4 w lewo, 6 w prawo, 2 skok - jeśli jako kilkulatkowie marzyliście o tym, aby dodzwonić się do polsatowskiego programu Hugo, to Subway Surfers przypomni Wam te momenty z dzieciństwa. I wcale nie chodzi tu o wysoki rachunek za telefon stacjonarny.
4 w lewo, 6 w prawo, 2 skok - jeśli jako kilkulatkowie marzyliście o tym, aby dodzwonić się do polsatowskiego programu Hugo, to Subway Surfers przypomni Wam te momenty z dzieciństwa.

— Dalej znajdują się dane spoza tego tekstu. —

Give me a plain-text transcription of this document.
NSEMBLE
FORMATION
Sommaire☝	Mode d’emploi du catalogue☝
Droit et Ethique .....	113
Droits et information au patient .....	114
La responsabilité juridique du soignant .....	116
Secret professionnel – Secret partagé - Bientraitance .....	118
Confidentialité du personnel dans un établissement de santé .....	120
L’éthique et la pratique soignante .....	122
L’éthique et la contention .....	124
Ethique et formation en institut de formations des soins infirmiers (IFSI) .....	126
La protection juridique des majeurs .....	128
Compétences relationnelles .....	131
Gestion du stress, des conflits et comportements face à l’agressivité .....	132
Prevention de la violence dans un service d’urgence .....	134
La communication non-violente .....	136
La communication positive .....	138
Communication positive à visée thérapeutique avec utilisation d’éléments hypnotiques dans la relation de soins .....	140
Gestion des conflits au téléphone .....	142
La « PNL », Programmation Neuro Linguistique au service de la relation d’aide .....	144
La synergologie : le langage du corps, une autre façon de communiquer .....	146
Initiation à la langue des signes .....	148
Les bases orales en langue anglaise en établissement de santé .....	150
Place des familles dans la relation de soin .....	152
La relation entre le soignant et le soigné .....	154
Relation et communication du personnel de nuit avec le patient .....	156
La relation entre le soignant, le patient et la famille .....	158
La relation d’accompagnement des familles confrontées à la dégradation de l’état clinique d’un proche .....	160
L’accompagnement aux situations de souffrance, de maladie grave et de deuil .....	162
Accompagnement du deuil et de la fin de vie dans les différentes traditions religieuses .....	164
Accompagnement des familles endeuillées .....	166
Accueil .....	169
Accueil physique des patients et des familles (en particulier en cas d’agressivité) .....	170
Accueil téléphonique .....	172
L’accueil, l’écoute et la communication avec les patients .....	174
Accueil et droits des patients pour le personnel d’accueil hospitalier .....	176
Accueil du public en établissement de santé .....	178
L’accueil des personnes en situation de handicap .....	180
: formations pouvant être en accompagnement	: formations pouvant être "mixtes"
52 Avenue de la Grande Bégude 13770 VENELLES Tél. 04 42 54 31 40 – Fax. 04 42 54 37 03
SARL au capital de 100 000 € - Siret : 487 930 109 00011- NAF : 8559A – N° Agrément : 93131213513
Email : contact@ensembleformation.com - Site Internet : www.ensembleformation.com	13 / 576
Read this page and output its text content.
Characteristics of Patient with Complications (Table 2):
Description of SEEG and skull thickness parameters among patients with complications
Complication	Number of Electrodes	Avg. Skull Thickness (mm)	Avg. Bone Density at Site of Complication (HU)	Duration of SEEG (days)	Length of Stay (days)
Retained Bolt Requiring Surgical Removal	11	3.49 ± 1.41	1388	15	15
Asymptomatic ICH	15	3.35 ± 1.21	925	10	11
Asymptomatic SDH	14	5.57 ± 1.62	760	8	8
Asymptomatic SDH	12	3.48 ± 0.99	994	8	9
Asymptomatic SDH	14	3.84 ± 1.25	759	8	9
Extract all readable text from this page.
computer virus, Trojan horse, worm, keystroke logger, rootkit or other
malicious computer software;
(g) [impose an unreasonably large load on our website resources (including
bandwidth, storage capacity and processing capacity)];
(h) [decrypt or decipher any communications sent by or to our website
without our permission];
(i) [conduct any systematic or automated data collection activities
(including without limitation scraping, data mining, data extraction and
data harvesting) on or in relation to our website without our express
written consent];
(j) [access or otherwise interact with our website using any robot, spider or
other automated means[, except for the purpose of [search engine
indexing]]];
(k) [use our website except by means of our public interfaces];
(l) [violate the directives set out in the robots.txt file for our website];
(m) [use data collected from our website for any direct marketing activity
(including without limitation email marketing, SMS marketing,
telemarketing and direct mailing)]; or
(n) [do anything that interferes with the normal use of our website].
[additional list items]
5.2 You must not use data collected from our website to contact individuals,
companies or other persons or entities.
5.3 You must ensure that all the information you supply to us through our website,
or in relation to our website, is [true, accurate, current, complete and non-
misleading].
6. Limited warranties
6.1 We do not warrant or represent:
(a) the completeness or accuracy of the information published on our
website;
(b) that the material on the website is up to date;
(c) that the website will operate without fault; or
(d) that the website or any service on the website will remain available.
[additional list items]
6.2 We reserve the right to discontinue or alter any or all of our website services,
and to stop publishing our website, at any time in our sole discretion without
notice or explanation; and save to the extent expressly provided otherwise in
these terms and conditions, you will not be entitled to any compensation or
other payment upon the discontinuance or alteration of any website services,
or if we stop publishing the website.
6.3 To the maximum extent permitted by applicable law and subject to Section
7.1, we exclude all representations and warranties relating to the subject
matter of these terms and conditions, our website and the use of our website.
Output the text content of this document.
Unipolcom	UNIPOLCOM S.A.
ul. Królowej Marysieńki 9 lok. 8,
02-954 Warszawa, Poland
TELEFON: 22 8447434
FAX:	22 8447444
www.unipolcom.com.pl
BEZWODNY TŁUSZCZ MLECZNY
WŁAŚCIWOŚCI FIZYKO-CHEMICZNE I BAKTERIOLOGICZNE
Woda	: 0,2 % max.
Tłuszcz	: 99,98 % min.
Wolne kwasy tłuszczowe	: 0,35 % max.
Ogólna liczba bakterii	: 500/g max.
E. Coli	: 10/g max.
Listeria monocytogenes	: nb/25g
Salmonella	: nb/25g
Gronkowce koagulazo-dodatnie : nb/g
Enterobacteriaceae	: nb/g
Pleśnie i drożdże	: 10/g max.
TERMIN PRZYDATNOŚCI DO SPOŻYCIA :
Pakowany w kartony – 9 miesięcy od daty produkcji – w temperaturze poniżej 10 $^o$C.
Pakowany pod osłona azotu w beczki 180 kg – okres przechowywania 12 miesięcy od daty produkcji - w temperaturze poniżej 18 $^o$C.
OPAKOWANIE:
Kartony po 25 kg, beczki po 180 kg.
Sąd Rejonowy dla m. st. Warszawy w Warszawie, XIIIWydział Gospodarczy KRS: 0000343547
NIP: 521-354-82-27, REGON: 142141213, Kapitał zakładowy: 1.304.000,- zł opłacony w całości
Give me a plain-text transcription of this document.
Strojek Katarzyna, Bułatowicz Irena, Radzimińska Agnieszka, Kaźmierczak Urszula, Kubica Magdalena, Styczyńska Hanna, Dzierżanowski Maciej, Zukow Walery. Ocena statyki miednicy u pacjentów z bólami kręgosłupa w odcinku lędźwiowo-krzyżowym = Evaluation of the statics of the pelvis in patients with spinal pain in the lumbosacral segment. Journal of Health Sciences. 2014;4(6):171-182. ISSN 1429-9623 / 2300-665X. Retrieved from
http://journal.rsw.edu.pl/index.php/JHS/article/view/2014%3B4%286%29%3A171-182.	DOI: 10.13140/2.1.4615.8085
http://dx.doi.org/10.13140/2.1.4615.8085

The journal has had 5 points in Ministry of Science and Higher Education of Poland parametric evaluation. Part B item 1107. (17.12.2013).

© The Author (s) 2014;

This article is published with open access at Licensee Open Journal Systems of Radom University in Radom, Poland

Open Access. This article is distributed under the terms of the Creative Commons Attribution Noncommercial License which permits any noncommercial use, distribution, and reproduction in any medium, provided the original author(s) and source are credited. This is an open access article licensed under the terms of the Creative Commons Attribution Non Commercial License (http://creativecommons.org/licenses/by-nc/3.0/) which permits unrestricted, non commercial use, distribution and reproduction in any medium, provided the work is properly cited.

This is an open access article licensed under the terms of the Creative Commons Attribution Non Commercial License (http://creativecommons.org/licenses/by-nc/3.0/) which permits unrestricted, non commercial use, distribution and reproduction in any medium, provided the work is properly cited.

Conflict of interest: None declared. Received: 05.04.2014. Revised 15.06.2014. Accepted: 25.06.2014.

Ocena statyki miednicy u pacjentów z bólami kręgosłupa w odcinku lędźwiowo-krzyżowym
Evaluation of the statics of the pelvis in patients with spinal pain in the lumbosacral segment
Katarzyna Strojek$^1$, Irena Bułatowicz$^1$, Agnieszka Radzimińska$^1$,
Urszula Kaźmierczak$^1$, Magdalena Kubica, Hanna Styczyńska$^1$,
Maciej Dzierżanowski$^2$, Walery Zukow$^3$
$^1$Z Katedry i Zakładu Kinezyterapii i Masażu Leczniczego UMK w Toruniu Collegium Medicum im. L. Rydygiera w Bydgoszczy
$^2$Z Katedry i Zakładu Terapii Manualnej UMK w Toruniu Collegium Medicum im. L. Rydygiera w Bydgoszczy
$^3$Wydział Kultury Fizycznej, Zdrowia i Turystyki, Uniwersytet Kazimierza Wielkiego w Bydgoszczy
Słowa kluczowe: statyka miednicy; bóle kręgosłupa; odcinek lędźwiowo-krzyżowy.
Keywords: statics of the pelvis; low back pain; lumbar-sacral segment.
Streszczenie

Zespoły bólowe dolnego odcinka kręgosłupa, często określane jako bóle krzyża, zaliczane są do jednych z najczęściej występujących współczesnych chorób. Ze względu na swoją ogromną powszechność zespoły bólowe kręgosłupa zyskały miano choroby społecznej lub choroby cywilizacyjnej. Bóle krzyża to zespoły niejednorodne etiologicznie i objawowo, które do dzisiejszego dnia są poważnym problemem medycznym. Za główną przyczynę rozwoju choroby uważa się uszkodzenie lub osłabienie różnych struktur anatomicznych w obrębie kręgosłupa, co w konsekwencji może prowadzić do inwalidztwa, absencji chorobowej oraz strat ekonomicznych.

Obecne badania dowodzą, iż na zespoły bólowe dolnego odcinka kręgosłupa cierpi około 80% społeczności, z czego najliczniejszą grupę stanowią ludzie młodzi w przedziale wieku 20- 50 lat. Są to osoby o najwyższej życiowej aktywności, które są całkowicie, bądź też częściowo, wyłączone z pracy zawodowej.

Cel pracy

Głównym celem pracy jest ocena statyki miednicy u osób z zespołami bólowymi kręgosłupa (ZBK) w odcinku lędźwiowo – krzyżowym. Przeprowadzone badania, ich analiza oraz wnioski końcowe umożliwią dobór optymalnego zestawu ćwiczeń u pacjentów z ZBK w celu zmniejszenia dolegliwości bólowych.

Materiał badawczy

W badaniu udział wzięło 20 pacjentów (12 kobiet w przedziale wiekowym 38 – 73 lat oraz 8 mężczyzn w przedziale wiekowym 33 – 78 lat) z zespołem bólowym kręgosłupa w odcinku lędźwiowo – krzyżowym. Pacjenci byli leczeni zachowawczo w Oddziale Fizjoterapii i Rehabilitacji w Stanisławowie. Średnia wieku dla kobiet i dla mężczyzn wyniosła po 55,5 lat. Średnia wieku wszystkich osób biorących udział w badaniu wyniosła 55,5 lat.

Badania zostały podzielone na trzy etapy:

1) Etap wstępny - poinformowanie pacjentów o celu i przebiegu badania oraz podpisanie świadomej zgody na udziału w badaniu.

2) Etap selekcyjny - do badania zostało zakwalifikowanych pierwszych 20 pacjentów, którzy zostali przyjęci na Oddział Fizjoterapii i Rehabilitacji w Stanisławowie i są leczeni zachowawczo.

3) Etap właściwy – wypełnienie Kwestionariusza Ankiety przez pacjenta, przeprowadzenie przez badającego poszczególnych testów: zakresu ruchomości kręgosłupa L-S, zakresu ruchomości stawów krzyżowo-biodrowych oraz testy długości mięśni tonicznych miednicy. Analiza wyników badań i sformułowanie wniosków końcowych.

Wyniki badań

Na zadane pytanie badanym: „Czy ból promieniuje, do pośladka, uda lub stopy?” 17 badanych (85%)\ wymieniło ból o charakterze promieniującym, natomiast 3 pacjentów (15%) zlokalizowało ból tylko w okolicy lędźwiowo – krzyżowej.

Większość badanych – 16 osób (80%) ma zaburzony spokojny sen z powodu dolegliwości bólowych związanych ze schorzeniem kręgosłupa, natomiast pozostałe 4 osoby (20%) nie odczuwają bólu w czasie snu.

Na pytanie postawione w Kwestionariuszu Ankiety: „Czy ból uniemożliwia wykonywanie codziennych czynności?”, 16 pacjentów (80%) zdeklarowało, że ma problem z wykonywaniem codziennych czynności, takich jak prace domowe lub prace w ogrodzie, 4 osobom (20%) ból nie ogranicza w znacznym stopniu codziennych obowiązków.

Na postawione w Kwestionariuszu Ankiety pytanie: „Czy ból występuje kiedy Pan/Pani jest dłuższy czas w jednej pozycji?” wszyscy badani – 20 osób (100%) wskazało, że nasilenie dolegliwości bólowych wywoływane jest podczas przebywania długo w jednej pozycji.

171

I wcale nie chodzi tu o wysoki rachunek za telefon stacjonarny.
Produkcja firmy Kiloo Games swoją formułą mocno przypomina wspomniane audiotele dla nieletnich. Łącznie ze sposobem sterowania, z różnicą, że zamiast stukać w klawiaturę telefonu nasze palce kreślą odpowiednie komendy na ekranie tabletu. W Subway Surfers wcielamy się młodego grafficiarza, którzy prawie przyłapany na “bombieniu” składu kolejowego ucieka przed zachodnią (i dość otyłą) wersją swojskiego SOKisty wzdłuż torów kolejowych. Nie doszukujcie się głębi w warstwie fabularnej, wszak nie o nią przecież chodzi.
Trzy tory, możliwość przeskoczenia lub przeturlania się nad przeszkodami, pojawiające się na trasie power-upy i, jak w każdej zręcznościówce, “miliony monet” do zebrania. Jednakże w przeciwieństwie do innych mobilnych gier z gatunku “dobiegnij/doleć jak najdalej” akcję w Subway Surfers obserwujemy zza pleców uciekającego avatara.
Oznacza to nic innego jak perspektywę 3D. Jeśli tęsknicie nie tylko za Hugo, ale także oprawą godną roku 2000, to trafiliście w dziesiątkę. Bynajmniej nie traktujcie tego jako wady - od gry świetnie nadającej się na umilenie czasu w poczekalni, ale bez większych ambicji, nie można wymagać wiele więcej. Zwłaszcza jeśli jest ona rozprowadzana za darmo.